He's trying to rig the midterms': Trump intervenes to protect his allies in Congress
Briefly

Donald Trump is deploying presidential authority to influence the 2026 midterm elections to prevent Republican losses and maintain control of Congress. His multipronged strategy targets electoral mechanics through redrawing congressional maps, purging voter rolls, restricting mail-in voting, challenging voting machines, and directing the Justice Department to probe Democratic fundraising. Those interventions are characterized as more aggressive and legally dubious than past presidential conduct, reflecting a pattern of litigating contested actions. He is emphasizing crime and law-and-order messaging, deploying the National Guard in Washington DC and threatening federal actions in other cities, with higher public approval on crime.

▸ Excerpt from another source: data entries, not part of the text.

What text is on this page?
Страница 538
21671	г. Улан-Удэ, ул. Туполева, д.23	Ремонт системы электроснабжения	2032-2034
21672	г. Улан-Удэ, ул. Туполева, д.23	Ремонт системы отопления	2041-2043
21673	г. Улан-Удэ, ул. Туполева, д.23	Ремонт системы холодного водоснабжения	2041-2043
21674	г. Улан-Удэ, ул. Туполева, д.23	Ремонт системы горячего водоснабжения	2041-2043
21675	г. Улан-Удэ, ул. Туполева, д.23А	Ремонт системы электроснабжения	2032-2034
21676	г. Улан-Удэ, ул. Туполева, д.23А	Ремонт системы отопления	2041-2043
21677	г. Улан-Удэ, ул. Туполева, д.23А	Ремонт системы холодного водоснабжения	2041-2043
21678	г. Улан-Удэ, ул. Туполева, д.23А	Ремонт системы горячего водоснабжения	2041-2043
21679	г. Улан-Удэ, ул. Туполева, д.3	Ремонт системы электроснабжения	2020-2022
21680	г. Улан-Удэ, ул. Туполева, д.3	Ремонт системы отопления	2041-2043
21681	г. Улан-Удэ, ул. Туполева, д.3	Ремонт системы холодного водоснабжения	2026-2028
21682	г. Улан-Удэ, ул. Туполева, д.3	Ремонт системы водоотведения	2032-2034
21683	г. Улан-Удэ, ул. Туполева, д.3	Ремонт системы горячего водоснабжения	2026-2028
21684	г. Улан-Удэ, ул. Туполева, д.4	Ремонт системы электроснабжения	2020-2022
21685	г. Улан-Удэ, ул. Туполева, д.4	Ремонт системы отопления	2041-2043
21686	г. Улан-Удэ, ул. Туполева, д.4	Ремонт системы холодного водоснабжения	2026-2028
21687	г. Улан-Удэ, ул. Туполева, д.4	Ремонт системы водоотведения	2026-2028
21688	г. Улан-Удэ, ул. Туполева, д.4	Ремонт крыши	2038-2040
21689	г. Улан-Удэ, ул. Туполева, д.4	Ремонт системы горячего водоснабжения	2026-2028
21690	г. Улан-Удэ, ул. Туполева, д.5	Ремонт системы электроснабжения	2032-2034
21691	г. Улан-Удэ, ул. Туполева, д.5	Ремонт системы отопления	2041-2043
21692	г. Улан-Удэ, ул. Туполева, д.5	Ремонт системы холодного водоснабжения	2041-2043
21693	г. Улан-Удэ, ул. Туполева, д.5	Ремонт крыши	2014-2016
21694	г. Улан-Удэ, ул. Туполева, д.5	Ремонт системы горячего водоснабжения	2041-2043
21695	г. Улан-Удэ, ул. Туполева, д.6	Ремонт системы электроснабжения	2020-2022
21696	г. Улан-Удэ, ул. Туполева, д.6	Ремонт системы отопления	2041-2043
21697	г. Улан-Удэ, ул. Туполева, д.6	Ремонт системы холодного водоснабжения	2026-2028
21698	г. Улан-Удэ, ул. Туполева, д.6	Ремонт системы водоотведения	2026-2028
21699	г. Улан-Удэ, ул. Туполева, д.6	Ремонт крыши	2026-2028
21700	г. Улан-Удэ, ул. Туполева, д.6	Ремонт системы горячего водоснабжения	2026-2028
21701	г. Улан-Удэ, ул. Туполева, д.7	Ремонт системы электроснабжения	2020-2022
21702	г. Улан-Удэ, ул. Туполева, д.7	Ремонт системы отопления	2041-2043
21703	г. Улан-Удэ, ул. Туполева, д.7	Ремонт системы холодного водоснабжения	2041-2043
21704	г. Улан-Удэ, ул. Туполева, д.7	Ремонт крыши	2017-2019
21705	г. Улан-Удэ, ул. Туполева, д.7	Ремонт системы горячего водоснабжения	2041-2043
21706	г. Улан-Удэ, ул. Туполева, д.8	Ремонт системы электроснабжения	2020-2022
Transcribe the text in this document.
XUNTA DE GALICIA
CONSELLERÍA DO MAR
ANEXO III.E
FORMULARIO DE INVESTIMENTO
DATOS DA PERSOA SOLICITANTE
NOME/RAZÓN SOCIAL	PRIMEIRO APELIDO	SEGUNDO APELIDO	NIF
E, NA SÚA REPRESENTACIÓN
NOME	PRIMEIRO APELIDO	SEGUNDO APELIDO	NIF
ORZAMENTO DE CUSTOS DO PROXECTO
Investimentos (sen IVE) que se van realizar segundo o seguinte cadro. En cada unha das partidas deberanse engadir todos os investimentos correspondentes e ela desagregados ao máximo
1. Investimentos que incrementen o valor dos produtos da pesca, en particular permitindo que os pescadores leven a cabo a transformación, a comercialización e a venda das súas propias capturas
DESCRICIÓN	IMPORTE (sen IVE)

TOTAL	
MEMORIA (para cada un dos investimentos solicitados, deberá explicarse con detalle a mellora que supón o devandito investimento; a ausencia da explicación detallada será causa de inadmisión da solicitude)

Donald Trump has made clear that he is willing to bring the full weight of the White House to bear to prevent his Republican party losing control of the US Congress in the midterm elections next year, orchestrating a more direct and legally dubious intervention than any of his predecessors. The US president's multipronged approach includes redrawing congressional district maps, seeking to purge voter rolls, taking aim at mail-in voting and voting machines, and ordering the justice department to investigate Democrats' prime fundraising tool.
Nobody's ever tried to do this, said Elaine Kamarck, a senior fellow in governance studies at the Brookings Institution thinktank in Washington. Most American presidents, Democratic or Republican, have basically played by the same rules and been careful of the constitution. But in his business career Trump never cared about whether he was doing something legal or not; he just went to court and same thing here. Campaigning, not governing, has often been Trump's comfort zone.